The tubing hanger typically has a plurality of auxiliary passages that surround the vertical bore associated with the production tubing. The auxiliary passages provide penetration access through the tubing hanger from outside the tree for hydraulic, optical, and electrical components located downhole. Electrical, optical, and hydraulic lines extend downhole alongside the tubing to control and/or power downhole valves such as a surface-controlled subsurface safety valve (SCSSV), temperature sensors, electric submersible pumps (ESP), downhole processors, and the like, as well as possibly provide for chemical reagent injection. Other types of lines than those listed may also be extended downhole. As the tubing hanger is landed and set in the tree, the auxiliary passages in the tubing hanger typically wet mate with auxiliary connectors located in the tree itself that may lead to a control unit mounted to the tree assembly.
A disadvantage of the conventional type of subsea wellhead assembly is that the tubing hanger must be large enough to house the number of passages extending through it. In addition to housing the passages, the tubing hanger requires a certain amount of structural integrity to support the production tubing. Thus there are only so many auxiliary passages that may be included in a given size tubing hanger before the tubing hanger needs to be enlarged. A large diameter tubing hanger also requires a large diameter drilling riser and BOP through which the tubing hanger must be run prior to installing the tree. Additionally, if the tubing hanger is made longer, the tree must also be lengthened, resulting in additional costs and weight for both items.
Another disadvantage of the auxiliary passages is that different wells may require different functions. Thus, trees must be “customized” to meet the needs of the particular well. Whereas certain downhole functionality may be common among many wells, other types of functionality may be more optional. Building a “one-size-fits-all” tubing hanger/tree thus would be inefficient because unwanted functionality built into the tree/tubing hanger adds unnecessary size, weight, and cost to the completion. Manufacturing costs alone would cause inefficiencies because of the added complexity and labor of manufacturing auxiliary ports into a solid tree body.

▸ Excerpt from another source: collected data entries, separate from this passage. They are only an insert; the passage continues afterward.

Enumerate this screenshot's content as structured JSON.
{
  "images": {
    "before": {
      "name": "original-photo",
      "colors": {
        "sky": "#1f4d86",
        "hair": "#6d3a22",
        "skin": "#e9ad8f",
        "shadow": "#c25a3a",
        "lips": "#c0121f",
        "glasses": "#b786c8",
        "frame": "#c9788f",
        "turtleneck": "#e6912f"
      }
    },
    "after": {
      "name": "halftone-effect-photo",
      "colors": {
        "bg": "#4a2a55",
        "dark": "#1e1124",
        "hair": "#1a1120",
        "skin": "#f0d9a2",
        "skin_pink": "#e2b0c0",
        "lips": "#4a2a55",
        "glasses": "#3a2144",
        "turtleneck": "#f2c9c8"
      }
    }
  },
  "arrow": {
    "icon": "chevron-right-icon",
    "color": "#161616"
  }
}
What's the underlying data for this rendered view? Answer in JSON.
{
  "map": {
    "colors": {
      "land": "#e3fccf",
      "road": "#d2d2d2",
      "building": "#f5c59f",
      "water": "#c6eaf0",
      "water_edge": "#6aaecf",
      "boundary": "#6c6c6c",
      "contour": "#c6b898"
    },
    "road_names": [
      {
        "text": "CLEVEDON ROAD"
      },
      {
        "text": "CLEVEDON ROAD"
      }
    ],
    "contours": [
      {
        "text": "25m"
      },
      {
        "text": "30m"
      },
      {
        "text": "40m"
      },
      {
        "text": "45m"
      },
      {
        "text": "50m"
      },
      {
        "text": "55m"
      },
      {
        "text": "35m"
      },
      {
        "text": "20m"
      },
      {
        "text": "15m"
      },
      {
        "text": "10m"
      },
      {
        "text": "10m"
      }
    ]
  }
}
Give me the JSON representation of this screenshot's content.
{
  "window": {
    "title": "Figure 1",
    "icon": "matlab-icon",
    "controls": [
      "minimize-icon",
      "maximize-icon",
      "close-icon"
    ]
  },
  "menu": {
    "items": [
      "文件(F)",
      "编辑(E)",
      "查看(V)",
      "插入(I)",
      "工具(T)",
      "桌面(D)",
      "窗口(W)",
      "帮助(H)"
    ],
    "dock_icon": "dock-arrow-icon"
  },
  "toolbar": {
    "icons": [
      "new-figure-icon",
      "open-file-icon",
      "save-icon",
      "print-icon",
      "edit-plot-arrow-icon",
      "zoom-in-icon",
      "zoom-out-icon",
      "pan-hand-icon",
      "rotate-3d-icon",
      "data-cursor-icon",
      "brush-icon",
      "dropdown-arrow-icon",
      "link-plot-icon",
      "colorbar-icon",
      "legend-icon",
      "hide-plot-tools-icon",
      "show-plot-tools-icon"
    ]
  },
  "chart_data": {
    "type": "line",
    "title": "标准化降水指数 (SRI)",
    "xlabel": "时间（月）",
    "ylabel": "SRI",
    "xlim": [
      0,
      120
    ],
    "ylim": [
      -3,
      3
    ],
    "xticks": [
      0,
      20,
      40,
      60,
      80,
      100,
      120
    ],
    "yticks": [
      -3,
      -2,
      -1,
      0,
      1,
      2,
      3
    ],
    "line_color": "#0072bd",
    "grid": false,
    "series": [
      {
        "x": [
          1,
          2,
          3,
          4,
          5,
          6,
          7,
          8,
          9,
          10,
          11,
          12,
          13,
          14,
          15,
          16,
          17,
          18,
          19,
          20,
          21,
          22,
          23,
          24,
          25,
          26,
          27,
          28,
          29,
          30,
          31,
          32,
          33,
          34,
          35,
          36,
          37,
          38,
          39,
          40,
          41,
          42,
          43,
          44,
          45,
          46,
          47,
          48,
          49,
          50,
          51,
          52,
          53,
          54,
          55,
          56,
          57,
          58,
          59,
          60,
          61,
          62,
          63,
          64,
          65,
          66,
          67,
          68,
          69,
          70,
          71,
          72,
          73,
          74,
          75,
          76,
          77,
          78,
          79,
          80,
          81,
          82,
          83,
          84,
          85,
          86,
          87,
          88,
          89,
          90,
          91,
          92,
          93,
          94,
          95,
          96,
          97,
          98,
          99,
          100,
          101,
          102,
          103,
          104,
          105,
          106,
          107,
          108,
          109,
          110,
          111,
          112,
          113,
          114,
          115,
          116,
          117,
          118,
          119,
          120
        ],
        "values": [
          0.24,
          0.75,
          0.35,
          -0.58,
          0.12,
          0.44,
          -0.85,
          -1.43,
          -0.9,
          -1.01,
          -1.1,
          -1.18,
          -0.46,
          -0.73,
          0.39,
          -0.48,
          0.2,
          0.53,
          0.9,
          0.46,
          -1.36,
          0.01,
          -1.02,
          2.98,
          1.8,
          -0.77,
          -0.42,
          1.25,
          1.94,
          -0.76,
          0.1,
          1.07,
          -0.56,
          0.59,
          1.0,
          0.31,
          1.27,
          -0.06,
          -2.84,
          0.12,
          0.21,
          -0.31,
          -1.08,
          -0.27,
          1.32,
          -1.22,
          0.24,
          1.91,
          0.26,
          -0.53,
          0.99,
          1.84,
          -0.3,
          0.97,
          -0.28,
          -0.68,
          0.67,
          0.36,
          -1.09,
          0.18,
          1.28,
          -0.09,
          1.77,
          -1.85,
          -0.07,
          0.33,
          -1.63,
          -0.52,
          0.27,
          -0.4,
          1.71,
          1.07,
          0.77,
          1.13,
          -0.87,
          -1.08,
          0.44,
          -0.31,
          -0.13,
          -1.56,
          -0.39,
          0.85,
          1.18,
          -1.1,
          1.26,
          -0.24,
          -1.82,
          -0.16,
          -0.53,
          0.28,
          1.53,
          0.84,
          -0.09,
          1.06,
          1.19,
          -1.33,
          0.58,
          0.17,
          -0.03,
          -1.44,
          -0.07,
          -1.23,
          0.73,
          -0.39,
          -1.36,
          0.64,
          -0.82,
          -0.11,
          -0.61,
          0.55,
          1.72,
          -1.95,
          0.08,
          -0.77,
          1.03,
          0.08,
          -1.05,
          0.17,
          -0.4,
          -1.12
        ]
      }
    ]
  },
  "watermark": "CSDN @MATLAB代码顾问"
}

Another concern is that the downhole functionality needs of any given well may change over the life of the well. Specifically, a well may produce fluids at high pressure during the initial life of the well, but the pressure may taper off in the later part. With the initial higher production, the tree needs to be able to handle pressure as high as 15,000 psi. With such a high pressure, there is usually little need to install an ESP or engineer the capability of powering and controlling the ESP through the tubing hanger because the fluid pressure is adequate for fluid production. However, the pressure may taper off to as low as 5,000 psi during the life of the well and may require the use of an ESP. If so, the entire tree and completion may need to be pulled and replaced to add the ESP capability, thus costing the well operator valuable time and money. The initial tree could be designed for ESP functionality, but would result in a higher initial cost of the tree itself.